その纏う空気を感じるだけで。それだけで、心が。
心が、乱れて。乱れて、どうにも出来なくなる。
息が詰まって、そして。そして、苦しくて。ただ苦しくて。
それでも、追い続けてしまう。それでも、捜してしまう。

――――君の存在を。君の破片を。少しでも君の名のつくものは、全て。


手のひらが伸びてくる。逞しい腕が、背中に廻される。そのままそっと抱きしめられれば、目眩すら覚えるほどに心が乱れる。こんな自分を、今まで知らなかった。知らないから、どうしていいのか分からない。
「俺にとっては…お前の方が強く思えるぜ。俺なんかよりも、ずっと」
たくさんの傷がその腕にはある。腕だけじゃない、身体の隅々まで至るところに。それこそが彼が今まで生きてきた証だった。それこそが、彼の今までの『生』を証明するものだった。
「何故そんな事を言う?」
乱れる心を落ち着かせるために瞼を閉じれば、嫌になるほど高なった自らの鼓動が聴こえてくる。どくん、どくん、と。
「いや思った事を言っただけだぜ。お前の心の芯の強さには、何時も関心させられる」
抱きしめていた手がそっと。そっと、髪を撫でてくれた。普段の力強い腕とは想像もつかないほどの優しさで。それをされるたびに、思うことがある。それはただの我が儘でしかないけれど。けれども、その思いを止められなくて。止められないから…どうしていいのか分からない。

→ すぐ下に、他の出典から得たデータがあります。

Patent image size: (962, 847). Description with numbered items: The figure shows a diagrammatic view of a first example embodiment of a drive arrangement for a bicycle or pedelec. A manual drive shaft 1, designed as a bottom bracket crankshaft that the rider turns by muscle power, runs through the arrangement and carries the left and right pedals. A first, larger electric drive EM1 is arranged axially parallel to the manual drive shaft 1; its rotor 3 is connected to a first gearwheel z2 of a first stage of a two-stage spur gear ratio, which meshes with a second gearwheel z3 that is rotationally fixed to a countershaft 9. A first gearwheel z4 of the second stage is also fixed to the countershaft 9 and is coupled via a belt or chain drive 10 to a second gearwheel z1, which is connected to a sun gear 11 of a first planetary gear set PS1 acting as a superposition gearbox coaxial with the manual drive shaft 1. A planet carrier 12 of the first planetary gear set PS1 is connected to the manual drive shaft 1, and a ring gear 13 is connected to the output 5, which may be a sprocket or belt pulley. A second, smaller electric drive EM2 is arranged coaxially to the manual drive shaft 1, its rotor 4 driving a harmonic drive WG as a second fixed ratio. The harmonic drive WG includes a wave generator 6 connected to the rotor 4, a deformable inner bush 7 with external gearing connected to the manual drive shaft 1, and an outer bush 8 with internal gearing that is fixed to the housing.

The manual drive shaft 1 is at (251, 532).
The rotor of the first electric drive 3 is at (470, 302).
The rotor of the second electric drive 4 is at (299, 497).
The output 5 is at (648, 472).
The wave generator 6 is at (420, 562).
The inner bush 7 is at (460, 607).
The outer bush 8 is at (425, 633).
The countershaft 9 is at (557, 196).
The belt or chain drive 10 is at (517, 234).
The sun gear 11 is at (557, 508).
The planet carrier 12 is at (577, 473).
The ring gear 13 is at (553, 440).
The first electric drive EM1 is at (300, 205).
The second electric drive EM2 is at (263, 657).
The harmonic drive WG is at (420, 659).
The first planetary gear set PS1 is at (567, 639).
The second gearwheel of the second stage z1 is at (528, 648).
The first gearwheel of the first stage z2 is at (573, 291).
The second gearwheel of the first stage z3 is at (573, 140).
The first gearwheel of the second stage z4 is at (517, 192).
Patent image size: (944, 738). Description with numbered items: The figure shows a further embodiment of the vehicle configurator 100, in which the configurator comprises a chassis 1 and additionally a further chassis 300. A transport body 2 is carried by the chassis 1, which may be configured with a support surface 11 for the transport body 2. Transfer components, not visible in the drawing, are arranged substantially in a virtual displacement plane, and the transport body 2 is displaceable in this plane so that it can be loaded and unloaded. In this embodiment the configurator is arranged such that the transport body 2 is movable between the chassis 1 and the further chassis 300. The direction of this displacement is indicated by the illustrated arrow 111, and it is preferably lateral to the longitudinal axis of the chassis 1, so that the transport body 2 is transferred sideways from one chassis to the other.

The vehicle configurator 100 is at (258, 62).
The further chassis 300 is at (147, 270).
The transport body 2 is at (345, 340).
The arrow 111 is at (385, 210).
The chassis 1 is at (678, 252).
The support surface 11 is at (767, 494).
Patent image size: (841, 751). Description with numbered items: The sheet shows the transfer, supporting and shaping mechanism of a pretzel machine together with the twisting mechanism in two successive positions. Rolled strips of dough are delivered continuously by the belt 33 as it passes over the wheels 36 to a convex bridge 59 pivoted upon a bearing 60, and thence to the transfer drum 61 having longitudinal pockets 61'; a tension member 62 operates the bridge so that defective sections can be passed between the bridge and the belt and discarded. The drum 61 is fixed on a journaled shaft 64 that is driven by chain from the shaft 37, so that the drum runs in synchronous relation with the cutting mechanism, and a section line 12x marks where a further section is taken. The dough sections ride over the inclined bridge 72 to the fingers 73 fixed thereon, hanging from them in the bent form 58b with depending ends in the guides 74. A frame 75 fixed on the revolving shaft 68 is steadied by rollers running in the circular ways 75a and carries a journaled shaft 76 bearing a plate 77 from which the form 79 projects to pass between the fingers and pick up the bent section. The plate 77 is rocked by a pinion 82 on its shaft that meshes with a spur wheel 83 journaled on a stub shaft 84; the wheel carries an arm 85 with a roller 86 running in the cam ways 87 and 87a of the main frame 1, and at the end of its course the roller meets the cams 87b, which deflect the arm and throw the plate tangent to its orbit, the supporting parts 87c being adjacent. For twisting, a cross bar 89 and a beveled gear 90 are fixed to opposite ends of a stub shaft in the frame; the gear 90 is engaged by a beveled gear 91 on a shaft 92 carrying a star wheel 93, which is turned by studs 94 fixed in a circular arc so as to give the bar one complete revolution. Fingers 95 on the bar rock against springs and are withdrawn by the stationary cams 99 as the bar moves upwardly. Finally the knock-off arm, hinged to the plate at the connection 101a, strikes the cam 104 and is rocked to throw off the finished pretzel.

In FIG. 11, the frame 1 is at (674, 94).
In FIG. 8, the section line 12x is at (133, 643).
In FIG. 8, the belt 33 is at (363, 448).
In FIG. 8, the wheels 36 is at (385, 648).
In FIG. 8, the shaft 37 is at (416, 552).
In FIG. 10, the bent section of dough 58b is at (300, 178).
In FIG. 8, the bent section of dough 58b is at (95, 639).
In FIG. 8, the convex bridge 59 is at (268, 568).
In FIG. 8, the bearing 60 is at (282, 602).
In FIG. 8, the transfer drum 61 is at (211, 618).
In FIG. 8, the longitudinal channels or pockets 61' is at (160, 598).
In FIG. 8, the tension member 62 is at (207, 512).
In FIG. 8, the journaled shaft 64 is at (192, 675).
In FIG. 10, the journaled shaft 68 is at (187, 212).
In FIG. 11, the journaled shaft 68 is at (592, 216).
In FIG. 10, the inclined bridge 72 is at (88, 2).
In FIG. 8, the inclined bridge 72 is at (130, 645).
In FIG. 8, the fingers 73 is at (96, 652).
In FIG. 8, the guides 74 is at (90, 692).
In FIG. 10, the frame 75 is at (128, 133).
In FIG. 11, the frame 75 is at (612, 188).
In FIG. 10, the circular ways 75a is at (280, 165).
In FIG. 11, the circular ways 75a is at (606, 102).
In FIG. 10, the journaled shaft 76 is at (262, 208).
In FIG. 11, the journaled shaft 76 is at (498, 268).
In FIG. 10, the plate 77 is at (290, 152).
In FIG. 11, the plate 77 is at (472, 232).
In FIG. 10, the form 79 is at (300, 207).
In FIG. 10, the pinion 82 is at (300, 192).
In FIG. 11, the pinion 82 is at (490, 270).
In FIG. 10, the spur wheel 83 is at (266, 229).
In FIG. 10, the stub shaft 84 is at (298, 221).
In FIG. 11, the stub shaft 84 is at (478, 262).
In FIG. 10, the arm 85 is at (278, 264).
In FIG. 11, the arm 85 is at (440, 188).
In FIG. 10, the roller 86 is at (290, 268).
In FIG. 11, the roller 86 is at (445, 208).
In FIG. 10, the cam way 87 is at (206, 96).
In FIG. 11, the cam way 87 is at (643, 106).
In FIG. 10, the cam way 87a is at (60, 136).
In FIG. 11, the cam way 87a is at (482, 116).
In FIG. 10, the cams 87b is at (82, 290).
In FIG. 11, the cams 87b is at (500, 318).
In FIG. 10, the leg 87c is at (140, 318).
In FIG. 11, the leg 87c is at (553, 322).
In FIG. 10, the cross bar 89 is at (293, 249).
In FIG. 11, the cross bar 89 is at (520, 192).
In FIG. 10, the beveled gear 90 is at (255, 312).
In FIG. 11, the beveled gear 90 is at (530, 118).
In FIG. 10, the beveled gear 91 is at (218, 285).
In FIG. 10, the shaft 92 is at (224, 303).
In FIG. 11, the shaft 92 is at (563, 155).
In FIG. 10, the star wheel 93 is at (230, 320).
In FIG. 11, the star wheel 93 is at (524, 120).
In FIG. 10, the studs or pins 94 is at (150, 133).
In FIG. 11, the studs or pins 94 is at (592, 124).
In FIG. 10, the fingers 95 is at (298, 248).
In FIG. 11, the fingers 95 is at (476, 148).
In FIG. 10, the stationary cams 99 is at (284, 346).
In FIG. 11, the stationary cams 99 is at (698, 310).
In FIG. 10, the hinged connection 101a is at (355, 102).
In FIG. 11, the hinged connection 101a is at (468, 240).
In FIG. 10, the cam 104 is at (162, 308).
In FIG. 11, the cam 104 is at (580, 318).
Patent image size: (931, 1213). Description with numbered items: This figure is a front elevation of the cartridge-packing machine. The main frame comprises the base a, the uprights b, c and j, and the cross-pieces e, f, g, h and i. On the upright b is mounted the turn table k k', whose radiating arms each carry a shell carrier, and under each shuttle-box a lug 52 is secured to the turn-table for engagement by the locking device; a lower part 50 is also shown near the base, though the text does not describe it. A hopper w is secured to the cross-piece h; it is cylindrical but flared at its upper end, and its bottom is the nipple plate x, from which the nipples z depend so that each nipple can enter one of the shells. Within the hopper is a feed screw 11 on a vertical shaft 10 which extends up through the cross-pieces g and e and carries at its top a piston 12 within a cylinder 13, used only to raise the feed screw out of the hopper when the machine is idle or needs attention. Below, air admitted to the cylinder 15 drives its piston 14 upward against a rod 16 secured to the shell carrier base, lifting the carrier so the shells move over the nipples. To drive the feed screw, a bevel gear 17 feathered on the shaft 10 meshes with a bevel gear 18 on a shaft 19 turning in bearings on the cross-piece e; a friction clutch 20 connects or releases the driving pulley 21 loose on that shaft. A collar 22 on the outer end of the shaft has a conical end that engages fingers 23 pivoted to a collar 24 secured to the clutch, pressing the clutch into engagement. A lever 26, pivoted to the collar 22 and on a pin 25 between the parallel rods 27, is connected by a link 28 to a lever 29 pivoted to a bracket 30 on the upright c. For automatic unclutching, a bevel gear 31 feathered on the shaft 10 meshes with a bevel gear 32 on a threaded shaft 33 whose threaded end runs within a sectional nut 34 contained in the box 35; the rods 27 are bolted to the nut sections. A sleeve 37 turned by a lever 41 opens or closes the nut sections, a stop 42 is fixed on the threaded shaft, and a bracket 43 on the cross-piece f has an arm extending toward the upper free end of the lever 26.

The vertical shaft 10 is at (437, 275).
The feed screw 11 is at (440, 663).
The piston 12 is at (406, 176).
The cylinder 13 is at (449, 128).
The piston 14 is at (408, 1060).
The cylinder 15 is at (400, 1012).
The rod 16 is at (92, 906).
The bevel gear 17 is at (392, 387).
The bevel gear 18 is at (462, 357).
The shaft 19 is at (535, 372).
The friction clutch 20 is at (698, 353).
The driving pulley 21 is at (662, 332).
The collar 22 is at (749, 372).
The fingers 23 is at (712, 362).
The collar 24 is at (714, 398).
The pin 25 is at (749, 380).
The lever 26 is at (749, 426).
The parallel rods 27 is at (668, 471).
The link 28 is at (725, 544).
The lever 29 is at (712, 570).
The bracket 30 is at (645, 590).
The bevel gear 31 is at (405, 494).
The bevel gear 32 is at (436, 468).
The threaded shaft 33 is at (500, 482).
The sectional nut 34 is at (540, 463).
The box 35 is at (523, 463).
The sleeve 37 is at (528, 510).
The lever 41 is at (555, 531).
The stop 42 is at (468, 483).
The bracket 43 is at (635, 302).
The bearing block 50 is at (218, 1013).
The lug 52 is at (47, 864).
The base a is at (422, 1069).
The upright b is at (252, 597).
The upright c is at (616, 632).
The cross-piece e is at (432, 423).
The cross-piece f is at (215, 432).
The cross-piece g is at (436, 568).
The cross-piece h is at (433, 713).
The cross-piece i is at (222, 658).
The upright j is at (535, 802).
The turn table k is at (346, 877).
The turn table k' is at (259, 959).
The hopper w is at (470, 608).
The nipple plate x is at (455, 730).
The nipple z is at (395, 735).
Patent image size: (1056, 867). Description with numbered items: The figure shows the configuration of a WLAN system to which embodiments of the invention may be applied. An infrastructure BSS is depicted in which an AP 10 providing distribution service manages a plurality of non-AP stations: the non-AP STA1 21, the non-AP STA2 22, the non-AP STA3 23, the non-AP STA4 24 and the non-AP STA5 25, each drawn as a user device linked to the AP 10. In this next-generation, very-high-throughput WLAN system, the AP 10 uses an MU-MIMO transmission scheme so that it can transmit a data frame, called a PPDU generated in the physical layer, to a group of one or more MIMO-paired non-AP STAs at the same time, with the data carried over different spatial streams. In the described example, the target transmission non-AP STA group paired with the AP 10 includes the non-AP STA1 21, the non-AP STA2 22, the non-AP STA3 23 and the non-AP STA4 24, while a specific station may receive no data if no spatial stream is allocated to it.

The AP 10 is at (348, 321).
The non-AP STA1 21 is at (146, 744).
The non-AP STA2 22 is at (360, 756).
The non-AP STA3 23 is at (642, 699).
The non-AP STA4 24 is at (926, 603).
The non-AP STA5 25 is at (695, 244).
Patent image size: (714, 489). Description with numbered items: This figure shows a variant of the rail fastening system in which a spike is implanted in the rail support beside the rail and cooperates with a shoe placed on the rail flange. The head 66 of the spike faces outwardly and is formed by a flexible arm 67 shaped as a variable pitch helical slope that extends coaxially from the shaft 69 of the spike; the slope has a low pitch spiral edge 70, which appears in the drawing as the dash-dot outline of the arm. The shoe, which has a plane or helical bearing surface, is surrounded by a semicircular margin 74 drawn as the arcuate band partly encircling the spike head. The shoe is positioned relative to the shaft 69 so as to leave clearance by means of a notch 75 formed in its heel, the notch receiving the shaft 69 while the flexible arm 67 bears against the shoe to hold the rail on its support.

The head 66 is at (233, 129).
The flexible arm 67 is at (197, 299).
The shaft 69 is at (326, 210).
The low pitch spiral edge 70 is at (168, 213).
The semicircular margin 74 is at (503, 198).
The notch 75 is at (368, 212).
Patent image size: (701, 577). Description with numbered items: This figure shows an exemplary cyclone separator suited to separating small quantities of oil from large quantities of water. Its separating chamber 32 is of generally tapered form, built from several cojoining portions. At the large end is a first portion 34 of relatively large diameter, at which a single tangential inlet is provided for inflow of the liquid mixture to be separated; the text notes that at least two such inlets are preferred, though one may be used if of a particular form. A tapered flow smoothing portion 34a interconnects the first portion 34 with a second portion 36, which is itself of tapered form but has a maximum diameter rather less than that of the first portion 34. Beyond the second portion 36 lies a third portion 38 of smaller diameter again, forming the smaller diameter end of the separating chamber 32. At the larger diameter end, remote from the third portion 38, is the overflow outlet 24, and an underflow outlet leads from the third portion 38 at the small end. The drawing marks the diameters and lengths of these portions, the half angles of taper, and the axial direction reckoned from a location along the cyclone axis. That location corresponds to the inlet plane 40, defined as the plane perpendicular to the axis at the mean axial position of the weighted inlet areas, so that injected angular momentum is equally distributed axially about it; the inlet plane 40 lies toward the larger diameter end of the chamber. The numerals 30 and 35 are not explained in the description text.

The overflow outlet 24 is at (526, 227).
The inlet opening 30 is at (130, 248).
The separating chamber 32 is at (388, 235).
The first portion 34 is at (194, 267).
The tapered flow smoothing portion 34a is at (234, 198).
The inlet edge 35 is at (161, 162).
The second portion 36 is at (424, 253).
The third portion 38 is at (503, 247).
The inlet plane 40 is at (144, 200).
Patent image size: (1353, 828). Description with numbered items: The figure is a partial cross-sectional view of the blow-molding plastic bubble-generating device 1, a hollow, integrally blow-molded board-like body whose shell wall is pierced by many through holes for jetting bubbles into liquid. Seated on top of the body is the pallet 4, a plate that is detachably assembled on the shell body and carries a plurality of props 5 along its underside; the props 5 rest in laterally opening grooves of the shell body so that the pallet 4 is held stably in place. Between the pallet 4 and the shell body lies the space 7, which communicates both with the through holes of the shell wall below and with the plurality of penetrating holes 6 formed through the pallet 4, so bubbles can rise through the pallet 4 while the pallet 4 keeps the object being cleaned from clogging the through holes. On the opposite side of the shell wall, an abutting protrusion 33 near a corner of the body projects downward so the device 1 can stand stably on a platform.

――――この腕を、この優しさを、一人いじめしたい…と……


瞼を開いて、その顔を見つめた。見つめ、た。
「…ジスト……」
夜空の下でも嫌になるほど、鮮やかに私の瞳に焼きつくのは。
「ん?何だ」
焼きついて、そして消えないのは。どうやっても消せないのは。
「…君を…私は望みすぎている……」
それは私がどうしようもない程に、君を。君だけを。
「…君が欲しくて…君に関してはどうしようもないほど…欲張りになる……」
こんなにも。こんなにも、好きになってしまったから。


他人に対して必要以上に望んだことはなかった。逆に必要以上に踏み込んだこともなかった。この地で、ただひたすらに穏やかに。大地と自然に溶け込み、過ごしてゆくものだと思っていた。そうして生涯を終えるものだと。それなのに。それなのに、君は。この静かな私の日常に、何もかもを壊して飛び込んできた。飛び込んで、そして。そして、私の中に決して消える事のない強い楔を打ち込んだ。
「欲張りになれよ。幾らでも。俺は一向に構わねーぜ」
向けられる笑顔の強さを、羨ましいと思う。どんなものでも受け入れられるその強さを。その強さが自分にもあれば、こんな浅ましい欲求など簡単に乗り越えてゆけるのに。
「幾らでも、俺なんてお前にやるよ。欲しいだけ全部」
背中に腕を廻せば、答えるようにきつく抱きしめてくれる。瞼を閉じれば、望み通り唇が降りてくる。重なり合う個所から伝わる体温が、泣きたくなるほどに優しいから。優しい、から。だからもっと。もっとと、願ってしまう。その全てを、望んでしまう。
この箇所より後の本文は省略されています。